「今、我々は“ワークカルチャー”を確立しようとしている。これまで努力をしていなかったというわけではない。皆が一生懸命にやってきたが、意識を高めることが大事なんだ。成功への近道なんてないからね」

 ワシントン・ウィザーズのウェス・アンセルドJr.HC(ヘッドコーチ)がそう話したのは現地時間9月24日(日本時間25日、日付は以下同)。この日行なわれた会見でチームの現状について前述のようにコメントし、さらにこう続けている。

「NBAでは休みがほとんどない。そのなかで1日1日をどう生かせるか、今何をすればシーズンに向けて向上していけるか。このチームにはいくつか課題点があるが、そのひとつがディフェンス。これも意識の問題なんだ。そしてそれは1人で解決できる問題ではない。一人ひとりが、日々ディフェンスに対する強い意識を持たないといけない。そういう基盤が構築されれば、効果が出てくると思う」
  昨季のウィザーズは、3シーズンぶりにプレーオフ進出を果たした。だが結果はフィラデルフィア・セブンティシクサーズの前に1勝4敗でファーストラウンド敗退。その後チームはラッセル・ウエストブルックという強烈なリーダーシップを持つベテランを、5チーム間の大型トレードでロサンゼルス・レイカーズへと放出した。

 その見返りとして、ウィザーズはレイカーズからカイル・クーズマ、ケンテイビアス・コールドウェル・ポープ、モントレズ・ハレルを獲得。さらにブルックリン・ネッツからスペンサー・ディンウィディー(サイン&トレード)、インディアナ・ペイサーズからアーロン・ホリデーなど、即戦力を複数獲得することに成功した。

 今季の予想スターターは、バックコートにブラッドリー・ビールとディンウィディー、フロントコートはクーズマ、八村塁、ダニエル・ガーフォードというラインナップとなっている。ただ、指揮官は「(ポジション争いについては)決まっていない部分が多い。このチームの選手たちは競争心が激しくて層も厚い。駒が多すぎて悩み事だと思うかもしれないけど、私はそれを利点だと見ている。今後、難しい決断を迫られることもあるだろう。でもチームにとって何がベストなのかを優先する。コート上で最もかみ合う組み合わせを優先していきたい」と話している。
  NBA3シーズン目を迎える八村としても、決して先発の座が約束されているわけではない。パワーフォワードにはクーズマとハレルがスライドでき、ベンチにはダービス・ベルターンスとデニ・アブディヤも控えているほか、今年1月に左ヒザ前十字靭帯を部分断裂したトーマス・ブライアントが戦列復帰となれば、フロントコートの出番争いはますます激化することだろう。

 もっとも、アンセルドJr.HCは、八村が今夏に行なわれた東京オリンピックで、日本代表として戦い抜いた経験を高く評価している。

「(ルイはNBA)2年目終了後に、日本を代表してオリンピックで戦った。彼にとっては貴重な経験だった。オフェンスの中心選手であり、チームのリーダーでもあったと思う。この経験は彼の成長を加速させただろう。彼の成長は、我々にももの凄く良い影響をもたらすと思う。先程、このチームの層の厚さと選択肢の多さについて触れたが、(ルイも)経験豊富だ。まだ若いが、(NBAで)これまでたくさんの出場経験がある。大きな舞台にも立ったしね。オリンピックの経験は実際に肌で感じてみないと得られないものなんだ。この先、その時に得た経験が彼自身にもチームにも生かされるだろう」
  ウィザーズは28日からトレーニングキャンプがスタート。10月5日からプレシーズン4試合をこなし、20日にトロント・ラプターズとのレギュラーシーズン開幕戦を迎える。

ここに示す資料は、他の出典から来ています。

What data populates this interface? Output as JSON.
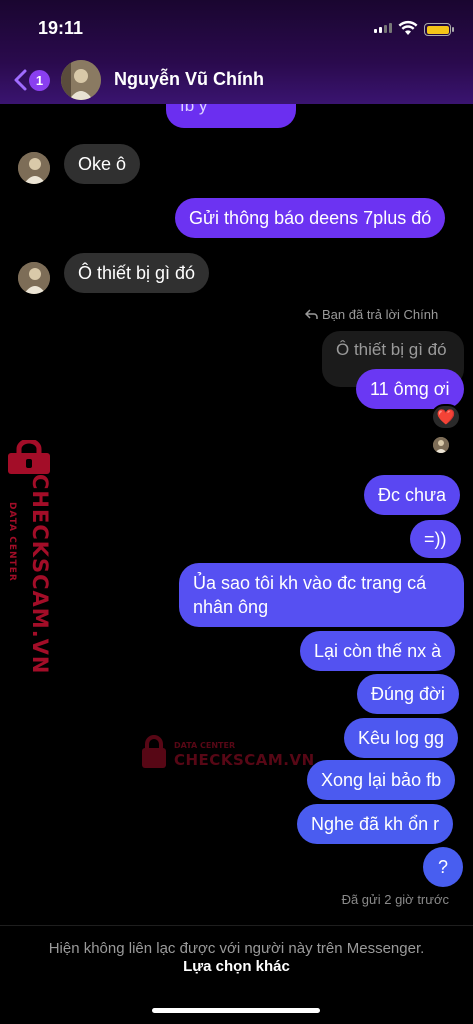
{
  "status": {
    "time": "19:11"
  },
  "header": {
    "back_badge": "1",
    "contact_name": "Nguyễn Vũ Chính"
  },
  "messages": {
    "top_partial": "fb ý",
    "m1": "Oke ô",
    "m2": "Gửi thông báo deens 7plus đó",
    "m3": "Ô thiết bị gì đó",
    "reply_note": "Bạn đã trả lời Chính",
    "quoted": "Ô thiết bị gì đó",
    "m4": "11 ômg ơi",
    "m5": "Đc chưa",
    "m6": "=))",
    "m7": "Ủa sao tôi kh vào đc trang cá nhân ông",
    "m8": "Lại còn thế nx à",
    "m9": "Đúng đời",
    "m10": "Kêu log gg",
    "m11": "Xong lại bảo fb",
    "m12": "Nghe đã kh ổn r",
    "m13": "?"
  },
  "reaction": "❤️",
  "sent_note": "Đã gửi 2 giờ trước",
  "footer": {
    "notice": "Hiện không liên lạc được với người này trên Messenger.",
    "other_option": "Lựa chọn khác"
  },
  "watermark": {
    "brand": "CHECKSCAM.VN",
    "sub": "DATA CENTER"
  },
  "colors": {
    "accent": "#8a3ff0",
    "bubble_in": "#303030",
    "bubble_purple": "#6b2ff0",
    "bubble_blue": "#4b58f0"
  }
}
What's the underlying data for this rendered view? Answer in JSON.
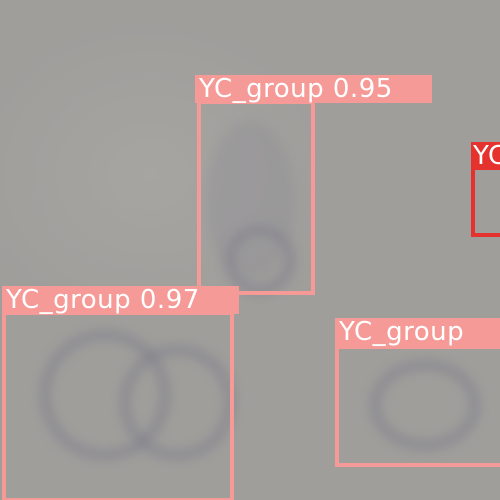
{
  "image": {
    "description_colors": {
      "background": "#9f9e9b",
      "box_pink": "#f59a97",
      "box_red": "#e5322f",
      "label_text": "#ffffff"
    }
  },
  "detections": [
    {
      "label": "YC_group 0.95",
      "confidence": 0.95,
      "color": "#f59a97"
    },
    {
      "label": "YC_group 0.97",
      "confidence": 0.97,
      "color": "#f59a97"
    },
    {
      "label": "YC_group",
      "confidence": null,
      "color": "#f59a97"
    },
    {
      "label": "YC",
      "confidence": null,
      "color": "#e5322f"
    }
  ]
}
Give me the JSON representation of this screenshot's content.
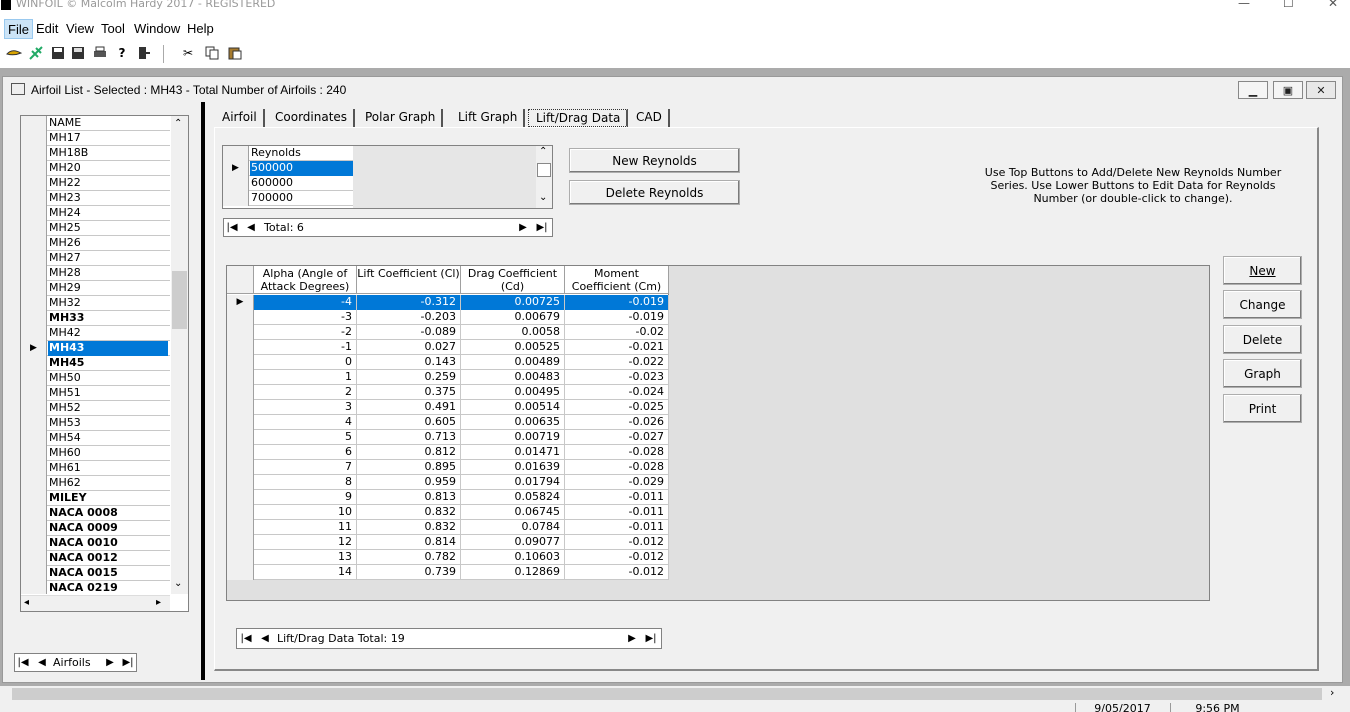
{
  "app": {
    "title": "WINFOIL © Malcolm Hardy 2017 - REGISTERED"
  },
  "menu": [
    {
      "label": "File"
    },
    {
      "label": "Edit"
    },
    {
      "label": "View"
    },
    {
      "label": "Tool"
    },
    {
      "label": "Window"
    },
    {
      "label": "Help"
    }
  ],
  "window": {
    "title": "Airfoil List - Selected : MH43 - Total Number of Airfoils : 240"
  },
  "airfoil_list": {
    "header": "NAME",
    "items": [
      {
        "name": "MH17",
        "bold": false,
        "selected": false
      },
      {
        "name": "MH18B",
        "bold": false,
        "selected": false
      },
      {
        "name": "MH20",
        "bold": false,
        "selected": false
      },
      {
        "name": "MH22",
        "bold": false,
        "selected": false
      },
      {
        "name": "MH23",
        "bold": false,
        "selected": false
      },
      {
        "name": "MH24",
        "bold": false,
        "selected": false
      },
      {
        "name": "MH25",
        "bold": false,
        "selected": false
      },
      {
        "name": "MH26",
        "bold": false,
        "selected": false
      },
      {
        "name": "MH27",
        "bold": false,
        "selected": false
      },
      {
        "name": "MH28",
        "bold": false,
        "selected": false
      },
      {
        "name": "MH29",
        "bold": false,
        "selected": false
      },
      {
        "name": "MH32",
        "bold": false,
        "selected": false
      },
      {
        "name": "MH33",
        "bold": true,
        "selected": false
      },
      {
        "name": "MH42",
        "bold": false,
        "selected": false
      },
      {
        "name": "MH43",
        "bold": true,
        "selected": true
      },
      {
        "name": "MH45",
        "bold": true,
        "selected": false
      },
      {
        "name": "MH50",
        "bold": false,
        "selected": false
      },
      {
        "name": "MH51",
        "bold": false,
        "selected": false
      },
      {
        "name": "MH52",
        "bold": false,
        "selected": false
      },
      {
        "name": "MH53",
        "bold": false,
        "selected": false
      },
      {
        "name": "MH54",
        "bold": false,
        "selected": false
      },
      {
        "name": "MH60",
        "bold": false,
        "selected": false
      },
      {
        "name": "MH61",
        "bold": false,
        "selected": false
      },
      {
        "name": "MH62",
        "bold": false,
        "selected": false
      },
      {
        "name": "MILEY",
        "bold": true,
        "selected": false
      },
      {
        "name": "NACA 0008",
        "bold": true,
        "selected": false
      },
      {
        "name": "NACA 0009",
        "bold": true,
        "selected": false
      },
      {
        "name": "NACA 0010",
        "bold": true,
        "selected": false
      },
      {
        "name": "NACA 0012",
        "bold": true,
        "selected": false
      },
      {
        "name": "NACA 0015",
        "bold": true,
        "selected": false
      },
      {
        "name": "NACA 0219",
        "bold": true,
        "selected": false
      }
    ],
    "nav_label": "Airfoils"
  },
  "tabs": [
    {
      "label": "Airfoil",
      "active": false
    },
    {
      "label": "Coordinates",
      "active": false
    },
    {
      "label": "Polar Graph",
      "active": false
    },
    {
      "label": "Lift Graph",
      "active": false
    },
    {
      "label": "Lift/Drag Data",
      "active": true
    },
    {
      "label": "CAD",
      "active": false
    }
  ],
  "reynolds": {
    "header": "Reynolds",
    "rows": [
      {
        "value": "500000",
        "selected": true
      },
      {
        "value": "600000",
        "selected": false
      },
      {
        "value": "700000",
        "selected": false
      }
    ],
    "total_label": "Total: 6",
    "new_button": "New Reynolds",
    "delete_button": "Delete Reynolds"
  },
  "instructions": "Use Top Buttons to Add/Delete New Reynolds Number Series. Use Lower Buttons to Edit Data for Reynolds Number (or double-click to change).",
  "lift_drag": {
    "columns": [
      "Alpha (Angle of Attack Degrees)",
      "Lift Coefficient (Cl)",
      "Drag Coefficient (Cd)",
      "Moment Coefficient (Cm)"
    ],
    "rows": [
      [
        "-4",
        "-0.312",
        "0.00725",
        "-0.019"
      ],
      [
        "-3",
        "-0.203",
        "0.00679",
        "-0.019"
      ],
      [
        "-2",
        "-0.089",
        "0.0058",
        "-0.02"
      ],
      [
        "-1",
        "0.027",
        "0.00525",
        "-0.021"
      ],
      [
        "0",
        "0.143",
        "0.00489",
        "-0.022"
      ],
      [
        "1",
        "0.259",
        "0.00483",
        "-0.023"
      ],
      [
        "2",
        "0.375",
        "0.00495",
        "-0.024"
      ],
      [
        "3",
        "0.491",
        "0.00514",
        "-0.025"
      ],
      [
        "4",
        "0.605",
        "0.00635",
        "-0.026"
      ],
      [
        "5",
        "0.713",
        "0.00719",
        "-0.027"
      ],
      [
        "6",
        "0.812",
        "0.01471",
        "-0.028"
      ],
      [
        "7",
        "0.895",
        "0.01639",
        "-0.028"
      ],
      [
        "8",
        "0.959",
        "0.01794",
        "-0.029"
      ],
      [
        "9",
        "0.813",
        "0.05824",
        "-0.011"
      ],
      [
        "10",
        "0.832",
        "0.06745",
        "-0.011"
      ],
      [
        "11",
        "0.832",
        "0.0784",
        "-0.011"
      ],
      [
        "12",
        "0.814",
        "0.09077",
        "-0.012"
      ],
      [
        "13",
        "0.782",
        "0.10603",
        "-0.012"
      ],
      [
        "14",
        "0.739",
        "0.12869",
        "-0.012"
      ]
    ],
    "total_label": "Lift/Drag Data Total: 19"
  },
  "action_buttons": [
    {
      "label": "New"
    },
    {
      "label": "Change"
    },
    {
      "label": "Delete"
    },
    {
      "label": "Graph"
    },
    {
      "label": "Print"
    }
  ],
  "status": {
    "date": "9/05/2017",
    "time": "9:56 PM"
  },
  "colors": {
    "selection": "#0078d7",
    "mdi_background": "#ababab",
    "panel": "#f0f0f0"
  }
}
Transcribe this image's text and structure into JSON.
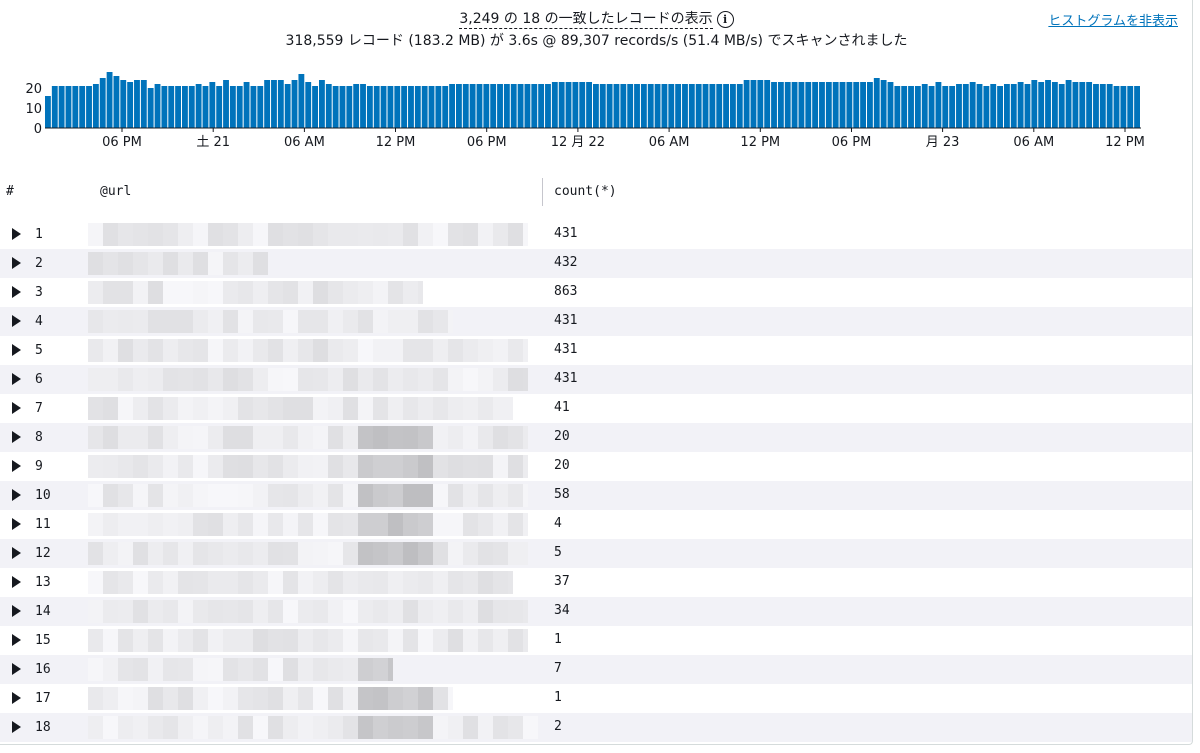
{
  "summary": {
    "matched_line": "3,249 の 18 の一致したレコードの表示",
    "scan_line": "318,559 レコード (183.2 MB) が 3.6s @ 89,307 records/s (51.4 MB/s) でスキャンされました"
  },
  "histogram_toggle": "ヒストグラムを非表示",
  "chart_data": {
    "type": "bar",
    "ylim": [
      0,
      32
    ],
    "y_ticks": [
      "0",
      "10",
      "20"
    ],
    "x_tick_labels": [
      "06 PM",
      "土 21",
      "06 AM",
      "12 PM",
      "06 PM",
      "12 月 22",
      "06 AM",
      "12 PM",
      "06 PM",
      "月 23",
      "06 AM",
      "12 PM"
    ],
    "color": "#0073bb",
    "values": [
      16,
      21,
      21,
      21,
      21,
      21,
      21,
      22,
      25,
      28,
      26,
      24,
      23,
      24,
      24,
      20,
      22,
      21,
      21,
      21,
      21,
      21,
      22,
      21,
      23,
      21,
      24,
      21,
      21,
      23,
      21,
      21,
      24,
      24,
      24,
      22,
      24,
      27,
      23,
      21,
      24,
      22,
      21,
      21,
      21,
      22,
      22,
      21,
      21,
      21,
      21,
      21,
      21,
      21,
      21,
      21,
      21,
      21,
      21,
      22,
      22,
      22,
      22,
      22,
      22,
      22,
      22,
      22,
      22,
      22,
      22,
      22,
      22,
      22,
      23,
      23,
      23,
      23,
      23,
      23,
      22,
      22,
      22,
      22,
      22,
      22,
      22,
      22,
      22,
      22,
      22,
      22,
      22,
      22,
      22,
      22,
      22,
      22,
      22,
      22,
      22,
      22,
      24,
      24,
      24,
      24,
      23,
      23,
      23,
      23,
      23,
      23,
      23,
      23,
      23,
      23,
      23,
      23,
      23,
      23,
      23,
      25,
      24,
      23,
      21,
      21,
      21,
      21,
      22,
      21,
      23,
      21,
      21,
      22,
      22,
      23,
      22,
      21,
      22,
      21,
      22,
      22,
      23,
      22,
      24,
      23,
      24,
      23,
      22,
      24,
      23,
      23,
      23,
      22,
      22,
      22,
      21,
      21,
      21,
      21
    ]
  },
  "table": {
    "columns": [
      "#",
      "@url",
      "count(*)"
    ],
    "rows": [
      {
        "idx": "1",
        "count": "431"
      },
      {
        "idx": "2",
        "count": "432"
      },
      {
        "idx": "3",
        "count": "863"
      },
      {
        "idx": "4",
        "count": "431"
      },
      {
        "idx": "5",
        "count": "431"
      },
      {
        "idx": "6",
        "count": "431"
      },
      {
        "idx": "7",
        "count": "41"
      },
      {
        "idx": "8",
        "count": "20"
      },
      {
        "idx": "9",
        "count": "20"
      },
      {
        "idx": "10",
        "count": "58"
      },
      {
        "idx": "11",
        "count": "4"
      },
      {
        "idx": "12",
        "count": "5"
      },
      {
        "idx": "13",
        "count": "37"
      },
      {
        "idx": "14",
        "count": "34"
      },
      {
        "idx": "15",
        "count": "1"
      },
      {
        "idx": "16",
        "count": "7"
      },
      {
        "idx": "17",
        "count": "1"
      },
      {
        "idx": "18",
        "count": "2"
      }
    ]
  }
}
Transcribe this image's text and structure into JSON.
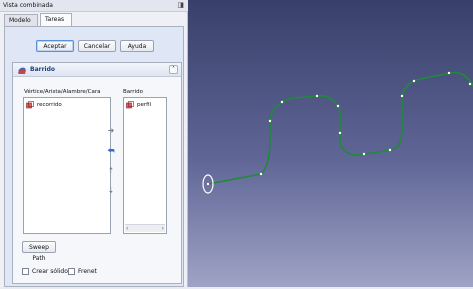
{
  "panel": {
    "title": "Vista combinada",
    "tabs": [
      {
        "label": "Modelo"
      },
      {
        "label": "Tareas"
      }
    ],
    "buttons": {
      "accept": "Aceptar",
      "cancel": "Cancelar",
      "help": "Ayuda"
    }
  },
  "task": {
    "title": "Barrido",
    "vertices_label": "Vértice/Arista/Alambre/Cara",
    "sweep_label": "Barrido",
    "left_items": [
      {
        "name": "recorrido"
      }
    ],
    "right_items": [
      {
        "name": "perfil"
      }
    ],
    "sweep_path_button": "Sweep Path",
    "create_solid_label": "Crear sólido",
    "frenet_label": "Frenet",
    "create_solid_checked": false,
    "frenet_checked": false
  },
  "colors": {
    "path_line": "#1e8a3a",
    "accent": "#2a6fd0"
  }
}
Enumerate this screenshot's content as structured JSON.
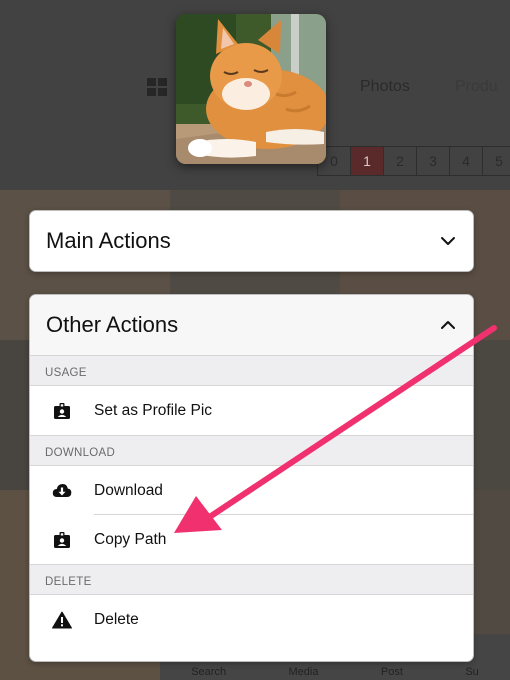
{
  "background": {
    "tabs": [
      "Photos",
      "Produ"
    ],
    "pager": [
      "0",
      "1",
      "2",
      "3",
      "4",
      "5"
    ],
    "active_page": "1",
    "bottom_nav": [
      "Search",
      "Media",
      "Post",
      "Su"
    ]
  },
  "main_actions": {
    "title": "Main Actions",
    "icon": "chevron-down-icon"
  },
  "other_actions": {
    "title": "Other Actions",
    "icon": "chevron-up-icon",
    "sections": {
      "usage": {
        "label": "USAGE",
        "items": [
          {
            "label": "Set as Profile Pic",
            "icon": "id-badge-icon"
          }
        ]
      },
      "download": {
        "label": "DOWNLOAD",
        "items": [
          {
            "label": "Download",
            "icon": "cloud-download-icon"
          },
          {
            "label": "Copy Path",
            "icon": "id-badge-icon"
          }
        ]
      },
      "delete": {
        "label": "DELETE",
        "items": [
          {
            "label": "Delete",
            "icon": "warning-icon"
          }
        ]
      }
    }
  },
  "annotation": {
    "arrow_color": "#f0306f",
    "points_to": "Copy Path"
  }
}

「我々の仕事は戦うこと。どのようにして毎試合で勝利する形を作れるか。私はこのチームならそれができると信じている。選手たちはキャンプ開始に向けて準備万端だ。オフの間にしっかりと取り組んできた。トレーニングキャンプ、プレシーズン、そしてレギュラーシーズン開始に向けて、良いスタートが切れればと思っている」

 新陳代謝の激しいNBAでは「トレードはビジネス」と言われるほど選手の移籍が激しく、ウィザーズも例外ではない。八村がルーキーとして入団した2019−20シーズンから今もチームに残っているのは、今やビールとベルターンス、ブライアントの3人だけだ。

 指揮官やチームメイトたちが大きく変わった今季は、八村にとってキャリアにおけるターニングポイントとなるかもしれない。しかし、そんな新シーズンに向けて飛躍が期待されるなか、チームから「八村が個人的理由でトレーニングキャンプ開始に遅れる」ことが発表された。日本の至宝にとって不安な今季の幕開けとなったが、この苦境を乗り越え出番を掴み取ってほしいところだ。